On Monday 31 October 2011, 23:12:03, Hugo Ferreira wrote:
> You mean, I have to use something like:
> 
>    where
>      (correct,_) = Z.cursor z
> 
> instead of
> 
>    where (correct,_) = Z.cursor z

Yes.

> 
> I googled the rules and found
> http://en.wikibooks.org/wiki/Haskell/Indentation. Doesn't seem to be a
> requirement.

Hence the ";)".


> > 
> > Been a bugger to hunt down, but I finally found it.
> > The culprit is *drumroll, ba-dum tish*:
> > a one-character typo in Data.List.Zipper.
> > foldlz' isn't. The recursive call is to foldlz, not foldlz'.
> 
> Now I am baffled B-(
> 
> The package docs state:
>    foldlz' is foldlz with a strict accumulator
> 
> Why would/should one not use the strict version here?

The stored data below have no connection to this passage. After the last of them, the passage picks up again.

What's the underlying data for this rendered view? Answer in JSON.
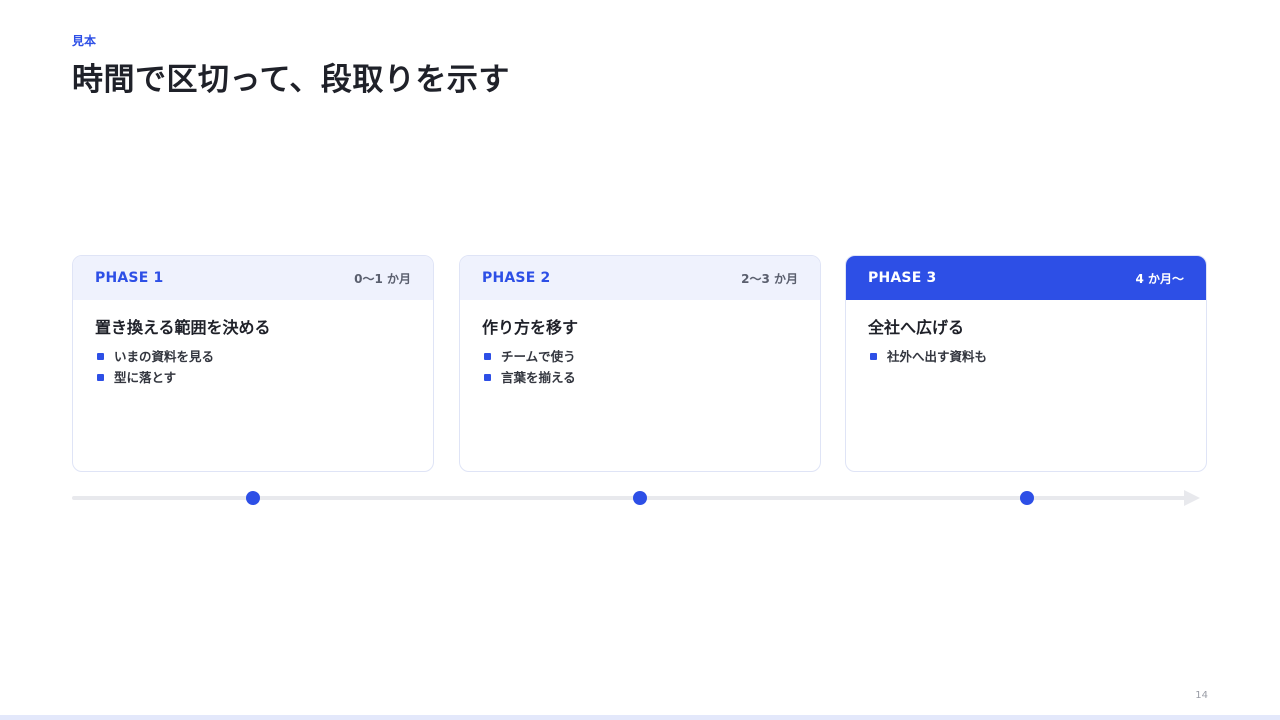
{
  "slide": {
    "eyebrow": "見本",
    "title": "時間で区切って、段取りを示す",
    "page_number": "14"
  },
  "phases": [
    {
      "label": "PHASE 1",
      "period": "0〜1 か月",
      "title": "置き換える範囲を決める",
      "bullets": [
        "いまの資料を見る",
        "型に落とす"
      ]
    },
    {
      "label": "PHASE 2",
      "period": "2〜3 か月",
      "title": "作り方を移す",
      "bullets": [
        "チームで使う",
        "言葉を揃える"
      ]
    },
    {
      "label": "PHASE 3",
      "period": "4 か月〜",
      "title": "全社へ広げる",
      "bullets": [
        "社外へ出す資料も"
      ]
    }
  ],
  "colors": {
    "accent": "#2d4fe6",
    "card_header_bg": "#eff2fd",
    "card_border": "#dfe4f6",
    "timeline": "#e8e9ed",
    "text": "#1f2129"
  },
  "icons": {
    "bullet": "square-bullet-icon",
    "timeline_marker": "circle-marker-icon",
    "timeline_end": "arrow-right-icon"
  }
}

Because there's a typo in the implementation (notified the maintainer).

> What do you mean when you say "recursive call"?

Let's look at lists first.

The specification in the standard is

foldl f z [] = z
foldl f z (x:xs) = foldl f (f z x) xs
                   ^^^^^
           recursive call to foldl

Very similar for the list zipper, we have

foldlz :: (b -> Zipper a -> b) -> b -> Zipper a -> b
foldlz f x z
        | endp z    = x
        | otherwise = foldlz f (f x z) (right z)
                      ^^^^^^

And for foldlz', the intention was

foldlz' :: (b -> Zipper a -> b) -> b -> Zipper a -> b
foldlz' f x z
        | endp z    = x
        | otherwise = acc `seq` foldlz' f acc (right z)
        where acc = f x z

but in the otherwise branch, the ' has been omitted, so instead of 
recursively calling itself with the new accumulator, it calls foldlz.